I supposed I was alone in feeling this way, but then I learned about “The Hermit Phase.” One of my favorite YouTubers, Victor Oddo, described exactly what I have been thinking and feeling. Maybe you’ve experienced this too.
Here are a few main points that resonated with me after watching the video.
1. You become a loner
This is the# 1 and most obvious symptom of “The Hermit Phase.” Although I’ve always been a loner, it’s intensified over the past year. I definitely knew I was going through “The Hermit Phase” after spending the holidays by myself this past season. Unlike last year, when I spent my first Christmas here in Boston, I wrote about it, ordered a pizza, and felt sorry for myself. Not this year. I was invited to a few different places for the holidays, but I declined the offers because I wanted to sit, write, and think. Was that healthy? Probably not; but it’s what I needed at the time.
2. It’s hard to stick with things
One minute you have one goal, the next you have another. Maybe you get a new job, and the next you want another. Perhaps you were aroused about moving to a new place, and then you decide you want something different. This is completely normal. Just over the past year, I’ve done a variety of jobs- but I know that these fleeting thinks about what type of work I want aren’t beneficial to my everyday stability. That’s what attains the spiritual process so challenging- you know you need stability, but it sometimes seems impossible when your intellect alterations all the time.

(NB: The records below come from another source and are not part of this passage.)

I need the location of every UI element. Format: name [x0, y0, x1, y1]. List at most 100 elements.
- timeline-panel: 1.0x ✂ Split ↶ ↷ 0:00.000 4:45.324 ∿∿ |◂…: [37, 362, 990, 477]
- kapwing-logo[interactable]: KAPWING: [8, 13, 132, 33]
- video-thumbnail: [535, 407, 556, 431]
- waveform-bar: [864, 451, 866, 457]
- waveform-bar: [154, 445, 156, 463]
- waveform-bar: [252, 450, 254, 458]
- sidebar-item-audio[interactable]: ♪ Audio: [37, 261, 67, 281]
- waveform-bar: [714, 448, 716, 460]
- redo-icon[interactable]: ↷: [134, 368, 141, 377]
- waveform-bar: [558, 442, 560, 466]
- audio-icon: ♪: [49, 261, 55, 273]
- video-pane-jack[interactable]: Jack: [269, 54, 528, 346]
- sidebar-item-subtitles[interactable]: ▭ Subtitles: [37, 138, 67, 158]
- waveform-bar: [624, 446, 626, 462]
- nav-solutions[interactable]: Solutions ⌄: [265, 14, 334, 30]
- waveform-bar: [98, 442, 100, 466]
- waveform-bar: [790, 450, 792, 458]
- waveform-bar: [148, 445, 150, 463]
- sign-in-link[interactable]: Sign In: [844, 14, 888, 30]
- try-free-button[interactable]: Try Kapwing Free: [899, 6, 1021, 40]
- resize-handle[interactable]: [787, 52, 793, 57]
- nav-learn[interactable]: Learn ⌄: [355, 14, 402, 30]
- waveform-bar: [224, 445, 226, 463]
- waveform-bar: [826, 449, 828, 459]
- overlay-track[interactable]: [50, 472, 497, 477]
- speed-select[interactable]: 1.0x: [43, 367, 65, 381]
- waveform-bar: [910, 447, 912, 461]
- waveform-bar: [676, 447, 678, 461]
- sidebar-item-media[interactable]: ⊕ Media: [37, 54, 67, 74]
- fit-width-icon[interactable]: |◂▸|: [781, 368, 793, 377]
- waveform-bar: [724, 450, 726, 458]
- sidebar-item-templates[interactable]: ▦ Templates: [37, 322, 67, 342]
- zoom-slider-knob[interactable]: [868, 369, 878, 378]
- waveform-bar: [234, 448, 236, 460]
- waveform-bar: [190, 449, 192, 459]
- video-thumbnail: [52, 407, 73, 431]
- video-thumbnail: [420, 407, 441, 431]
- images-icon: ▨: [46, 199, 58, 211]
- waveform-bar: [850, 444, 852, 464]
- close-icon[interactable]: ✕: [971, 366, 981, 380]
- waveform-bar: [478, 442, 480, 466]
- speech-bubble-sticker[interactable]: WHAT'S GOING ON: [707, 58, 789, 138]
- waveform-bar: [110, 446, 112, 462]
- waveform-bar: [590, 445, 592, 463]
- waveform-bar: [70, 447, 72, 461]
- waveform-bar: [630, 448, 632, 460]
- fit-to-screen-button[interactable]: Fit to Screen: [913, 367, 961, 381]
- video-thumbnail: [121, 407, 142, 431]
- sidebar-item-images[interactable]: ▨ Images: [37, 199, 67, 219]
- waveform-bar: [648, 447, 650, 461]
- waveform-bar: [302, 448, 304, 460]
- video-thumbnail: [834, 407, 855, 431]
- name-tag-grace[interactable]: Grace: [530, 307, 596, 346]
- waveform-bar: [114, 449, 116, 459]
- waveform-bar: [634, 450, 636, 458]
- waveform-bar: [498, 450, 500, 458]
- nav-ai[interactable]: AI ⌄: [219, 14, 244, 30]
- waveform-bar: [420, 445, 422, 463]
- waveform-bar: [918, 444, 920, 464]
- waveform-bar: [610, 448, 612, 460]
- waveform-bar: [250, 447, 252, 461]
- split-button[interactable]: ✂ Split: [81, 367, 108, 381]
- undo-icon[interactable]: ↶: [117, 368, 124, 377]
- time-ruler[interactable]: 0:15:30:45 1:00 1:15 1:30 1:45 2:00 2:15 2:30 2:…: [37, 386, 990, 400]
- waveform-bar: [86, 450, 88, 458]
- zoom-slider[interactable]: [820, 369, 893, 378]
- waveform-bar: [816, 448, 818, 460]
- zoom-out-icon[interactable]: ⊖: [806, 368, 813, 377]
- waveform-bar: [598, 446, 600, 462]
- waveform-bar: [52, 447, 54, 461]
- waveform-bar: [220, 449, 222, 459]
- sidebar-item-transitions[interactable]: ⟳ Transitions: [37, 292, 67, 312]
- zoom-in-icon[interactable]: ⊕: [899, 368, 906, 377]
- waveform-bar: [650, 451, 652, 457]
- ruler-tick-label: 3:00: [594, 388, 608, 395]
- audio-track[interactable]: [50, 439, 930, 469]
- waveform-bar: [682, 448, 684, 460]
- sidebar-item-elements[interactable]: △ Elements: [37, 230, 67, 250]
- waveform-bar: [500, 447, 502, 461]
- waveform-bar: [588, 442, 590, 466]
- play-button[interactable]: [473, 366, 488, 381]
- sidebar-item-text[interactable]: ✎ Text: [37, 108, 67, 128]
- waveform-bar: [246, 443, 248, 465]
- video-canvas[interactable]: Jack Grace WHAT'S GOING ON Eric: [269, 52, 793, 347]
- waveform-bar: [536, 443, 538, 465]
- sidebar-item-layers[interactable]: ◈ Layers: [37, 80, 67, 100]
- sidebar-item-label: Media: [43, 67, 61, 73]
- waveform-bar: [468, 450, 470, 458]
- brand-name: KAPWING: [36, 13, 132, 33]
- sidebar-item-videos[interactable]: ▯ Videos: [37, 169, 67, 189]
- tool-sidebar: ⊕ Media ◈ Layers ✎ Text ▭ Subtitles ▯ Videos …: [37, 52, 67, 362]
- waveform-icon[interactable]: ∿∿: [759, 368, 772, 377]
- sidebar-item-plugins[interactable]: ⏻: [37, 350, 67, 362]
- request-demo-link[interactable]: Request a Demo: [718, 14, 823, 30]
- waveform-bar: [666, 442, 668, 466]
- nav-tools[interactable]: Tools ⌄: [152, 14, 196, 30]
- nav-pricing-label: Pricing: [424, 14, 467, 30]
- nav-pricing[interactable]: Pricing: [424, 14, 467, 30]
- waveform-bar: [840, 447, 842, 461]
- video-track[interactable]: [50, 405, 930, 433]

3. You may drift away from family and friends
As my spiritual waken began, I constructed the decision to move to Boston. I was away from everyone I knew; and although there is I didn’t have a support system here, I needed time for myself to think. Instead of interacting with others, I’ve spent an immense amount of hour writing, journaling, and reading about spirituality. Drifting away hasn’t induced me feel very good, though- I’ve recently been able to reconnect with family and friends, who thankfully understand what I am going through.
4. You become more sensitive
You may be sensitive to mobs, energies, and the everyday world. Just going to a concert this past summer was difficult for me- for whatever reason, I was exceedingly nervous even though it was something I is usually enjoy. Many people who go through spiritual awakes are empaths, so know that you’re not alone if you’re feeling this way.
Here’s the good news- you’re growing rapidly, and it will get better.
Although your goals, identity, and life may be changing, it will stabilize . You’ll get out into the world again- step by step. After watching this video, I feel much less alone, and I hope you do, too. Over the past three weeks, I have experienced so much support from friends and family as I went through “the blues” that it induced me realise I didn’t need to be so much of a hermit after all. The world is a safe place, and your tribe is out there.
There are many things you can do to relieve these symptoms of “The Hermit Phase; ” yoga, meditation, healthy diet, being out in nature, music, spending time with pets, exert, and of course, being with trusted friends and family. While we are never “fixed, ” we are constantly learning, growing, and becoming stronger- because each struggle brings strength.
Although I know I’ll kick my own hermit phase, I will never give up those strolls through the park, solo dining, and writing.